(Bloomberg) -- Alexander Friedman is struggling to contain the damage of a series of troubling missteps at the Swiss investment firm he’s run since 2014.
The latest came this week, when GAM Holdings AG took the unusual step of freezing withdrawals from some of its bond funds following what amounted to a run on those portfolios. The reason for investors’ angst: news that GAM had suspended a prominent money manager for possible problems with risk management and record keeping.
It’s another bruising turn of events for Friedman, 48, who arrived at GAM with plans to build the company into a powerful player in hedge-fund-style investing. Instead, GAM’s stock price has lost nearly half its value this year -- including a drop of more than 25 percent this week alone. Few analysts predict quick end to the pain.
"They’ve sent everything into a death spiral and that’s had a huge repercussion on the share price," said Jacob Schmidt, CEO of Schmidt Research Partners, a global investment firm. “It might be that the CEO has to leave. He is a very experienced man. Is that enough to weather the storm? I don’t know.”
Friedman, who studied at Princeton and Columbia (Law and Business), joined GAM after stints at the Pentagon and The Gates Foundation, Lazard and UBS Group AG, where he led the $2.4 trillion wealth-management division.
Confidence in him and the $165 billion asset-management company have gone downhill fast since GAM revealed on July 13 that an investment Friedman made in 2016 had soured and was now triggering tens of millions of dollars in losses.
Then, in an unrelated step on July 31, GAM suspended its second-biggest fund manager Tim Haywood -- responsible for about 14 billion Swiss francs ($14 billion) of allocations -- after an investigation raised concerns with his risk management procedures and record keeping. It didn’t give many details and the same day, GAM halted withdrawals on $7.3 billion of funds he managed while it considers what to do next -- including possibly liquidating the holdings to pay investors back.

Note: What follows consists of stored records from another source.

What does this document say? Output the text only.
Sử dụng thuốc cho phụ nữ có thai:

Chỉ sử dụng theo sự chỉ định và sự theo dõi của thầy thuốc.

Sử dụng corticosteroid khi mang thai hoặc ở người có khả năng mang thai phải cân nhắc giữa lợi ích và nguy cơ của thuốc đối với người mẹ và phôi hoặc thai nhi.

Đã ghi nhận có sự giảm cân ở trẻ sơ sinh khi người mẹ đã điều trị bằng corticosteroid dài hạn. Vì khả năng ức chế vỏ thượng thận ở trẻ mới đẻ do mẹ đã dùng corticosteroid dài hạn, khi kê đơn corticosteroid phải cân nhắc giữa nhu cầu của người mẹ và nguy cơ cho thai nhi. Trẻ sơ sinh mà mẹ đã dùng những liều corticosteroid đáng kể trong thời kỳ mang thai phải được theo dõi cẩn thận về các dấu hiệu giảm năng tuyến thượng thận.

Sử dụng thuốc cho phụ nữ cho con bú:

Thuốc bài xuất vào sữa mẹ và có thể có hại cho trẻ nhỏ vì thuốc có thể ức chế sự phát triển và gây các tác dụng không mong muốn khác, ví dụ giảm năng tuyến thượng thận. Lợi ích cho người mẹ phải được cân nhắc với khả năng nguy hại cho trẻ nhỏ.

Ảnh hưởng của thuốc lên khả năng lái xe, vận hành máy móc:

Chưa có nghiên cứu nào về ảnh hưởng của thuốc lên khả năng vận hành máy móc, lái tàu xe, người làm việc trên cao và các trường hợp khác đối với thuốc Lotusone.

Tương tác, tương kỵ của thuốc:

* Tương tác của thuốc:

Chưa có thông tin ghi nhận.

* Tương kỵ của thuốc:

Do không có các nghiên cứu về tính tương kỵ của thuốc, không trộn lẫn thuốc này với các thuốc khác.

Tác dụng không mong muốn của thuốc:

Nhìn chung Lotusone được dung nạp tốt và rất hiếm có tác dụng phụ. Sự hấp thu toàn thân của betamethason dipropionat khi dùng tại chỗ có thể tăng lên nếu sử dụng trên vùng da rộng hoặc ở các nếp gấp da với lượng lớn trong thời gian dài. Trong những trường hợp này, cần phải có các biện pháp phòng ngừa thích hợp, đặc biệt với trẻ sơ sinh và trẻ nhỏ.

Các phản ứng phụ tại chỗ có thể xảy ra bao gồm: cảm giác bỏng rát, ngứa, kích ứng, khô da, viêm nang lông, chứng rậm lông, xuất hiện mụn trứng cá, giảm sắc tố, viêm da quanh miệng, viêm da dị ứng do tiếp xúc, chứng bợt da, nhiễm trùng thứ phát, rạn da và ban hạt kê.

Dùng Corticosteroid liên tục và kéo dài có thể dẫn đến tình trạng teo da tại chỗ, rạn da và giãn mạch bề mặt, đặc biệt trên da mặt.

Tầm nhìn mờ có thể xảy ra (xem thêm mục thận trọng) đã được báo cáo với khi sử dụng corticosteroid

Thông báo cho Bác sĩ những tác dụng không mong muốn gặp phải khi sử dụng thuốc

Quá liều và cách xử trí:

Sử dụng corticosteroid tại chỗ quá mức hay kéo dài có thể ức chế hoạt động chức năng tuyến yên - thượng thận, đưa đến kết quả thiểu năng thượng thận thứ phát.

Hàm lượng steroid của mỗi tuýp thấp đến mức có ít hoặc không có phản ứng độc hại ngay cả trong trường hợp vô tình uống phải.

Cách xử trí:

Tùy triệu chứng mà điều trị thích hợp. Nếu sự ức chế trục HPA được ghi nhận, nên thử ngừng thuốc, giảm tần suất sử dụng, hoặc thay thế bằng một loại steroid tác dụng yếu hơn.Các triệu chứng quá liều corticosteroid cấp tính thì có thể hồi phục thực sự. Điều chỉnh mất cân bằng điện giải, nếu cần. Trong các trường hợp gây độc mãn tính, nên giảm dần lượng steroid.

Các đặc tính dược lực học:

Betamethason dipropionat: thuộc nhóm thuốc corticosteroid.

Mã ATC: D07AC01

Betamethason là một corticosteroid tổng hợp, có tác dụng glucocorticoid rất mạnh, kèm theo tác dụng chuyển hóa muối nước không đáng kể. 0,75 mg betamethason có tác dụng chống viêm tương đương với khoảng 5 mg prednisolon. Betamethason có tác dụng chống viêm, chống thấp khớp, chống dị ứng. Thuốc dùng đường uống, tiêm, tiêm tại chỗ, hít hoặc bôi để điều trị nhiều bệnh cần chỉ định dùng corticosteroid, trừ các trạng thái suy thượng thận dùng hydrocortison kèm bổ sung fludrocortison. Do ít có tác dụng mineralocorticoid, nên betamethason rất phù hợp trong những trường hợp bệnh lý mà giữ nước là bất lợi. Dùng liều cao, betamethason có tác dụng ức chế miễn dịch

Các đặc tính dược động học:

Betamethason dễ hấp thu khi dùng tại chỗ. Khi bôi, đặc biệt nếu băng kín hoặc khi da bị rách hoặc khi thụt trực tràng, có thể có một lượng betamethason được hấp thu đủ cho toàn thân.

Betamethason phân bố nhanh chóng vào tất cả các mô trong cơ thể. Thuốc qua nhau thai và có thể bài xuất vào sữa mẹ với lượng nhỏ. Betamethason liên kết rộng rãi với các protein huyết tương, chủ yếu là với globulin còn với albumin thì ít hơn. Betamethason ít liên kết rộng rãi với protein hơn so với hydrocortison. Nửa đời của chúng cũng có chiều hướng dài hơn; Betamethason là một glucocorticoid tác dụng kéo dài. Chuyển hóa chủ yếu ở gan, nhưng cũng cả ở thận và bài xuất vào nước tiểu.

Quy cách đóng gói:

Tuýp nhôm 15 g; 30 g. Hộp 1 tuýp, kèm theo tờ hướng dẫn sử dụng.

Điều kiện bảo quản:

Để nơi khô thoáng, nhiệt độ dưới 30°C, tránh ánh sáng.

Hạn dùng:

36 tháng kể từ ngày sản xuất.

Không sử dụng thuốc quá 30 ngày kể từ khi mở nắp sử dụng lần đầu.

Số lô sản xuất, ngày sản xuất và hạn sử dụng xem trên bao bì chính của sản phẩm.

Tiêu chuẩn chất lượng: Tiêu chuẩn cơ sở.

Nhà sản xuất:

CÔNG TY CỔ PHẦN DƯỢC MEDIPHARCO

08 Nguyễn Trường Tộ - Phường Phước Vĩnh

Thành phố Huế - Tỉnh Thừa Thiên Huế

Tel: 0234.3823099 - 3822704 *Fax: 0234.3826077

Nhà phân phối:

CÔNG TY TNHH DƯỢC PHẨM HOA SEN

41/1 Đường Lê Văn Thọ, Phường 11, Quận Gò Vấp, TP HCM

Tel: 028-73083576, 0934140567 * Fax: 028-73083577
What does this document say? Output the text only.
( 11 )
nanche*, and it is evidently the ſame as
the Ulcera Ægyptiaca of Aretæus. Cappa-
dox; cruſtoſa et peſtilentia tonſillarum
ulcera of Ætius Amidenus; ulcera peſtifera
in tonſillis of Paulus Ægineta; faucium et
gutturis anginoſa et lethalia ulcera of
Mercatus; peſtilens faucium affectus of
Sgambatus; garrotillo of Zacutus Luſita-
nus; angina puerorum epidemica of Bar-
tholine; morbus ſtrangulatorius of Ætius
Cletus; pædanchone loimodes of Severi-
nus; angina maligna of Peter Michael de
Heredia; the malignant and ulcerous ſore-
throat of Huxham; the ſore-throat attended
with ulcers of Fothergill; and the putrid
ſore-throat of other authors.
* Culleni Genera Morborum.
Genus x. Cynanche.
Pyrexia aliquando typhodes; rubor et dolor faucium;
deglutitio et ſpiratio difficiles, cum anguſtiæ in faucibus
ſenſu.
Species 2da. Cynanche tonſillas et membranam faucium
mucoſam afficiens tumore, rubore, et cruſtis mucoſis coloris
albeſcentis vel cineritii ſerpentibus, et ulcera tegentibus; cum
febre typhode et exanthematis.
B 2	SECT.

GAM’s shares -- listed in Zurich -- fell more in July than they did in any month since it was spun off from wealth manager Julius Baer Group Ltd. nine years ago. They slid 15 percent on Thursday in part because of concern that investors may pull more money from other funds GAM manages, and were down another 2.4 percent at 9:17 a.m. on Friday.
“Given that investors still don’t know what the severity of the suspension is, they might also think about moving assets from other GAM funds,” said David Hart, an analyst at Kepler Cheuvreux in Zurich.
Friedman has stirred controversy in part because of his 2016 acquisition of Cambridge, England-based Cantab Capital Partners LLP -- which runs hedge funds that use software to choose investments. GAM took a $59 million charge in the first half because Cantab failed to generate as much business as predicted at the time of the purchase.
That move vindicated one shareholder -- RBR Capital Advisors -- which had tried last year to convince GAM’s board to replace Friedman because it said he overpaid for Cantab. When that failed, RBR sold its stake.
“These latest events were all preventable if the company had proper management at its helm," Rudolf Bohli, RBR’s chief executive officer, said on Thursday, while suggesting the board should replace him.
GAM declined to comment.
The last time major European funds froze redemptions was in the wake of the Brexit vote when investors quickly exited U.K. property funds because they worried real estate values could plummet. That led asset managers to halt withdrawals from funds overseeing about 18 billion pounds ($23 billion).
For its part, GAM is still trying desperately to calm investors. Chairman Hugh Scott-Barrett said he’d be open to all ways restoring shareholder faith -- although he stopped short of saying he’d consider putting the company up for sale if it came to that. Scott-Barrett reiterated his “confidence in the strength of GAM as a diversified asset manager."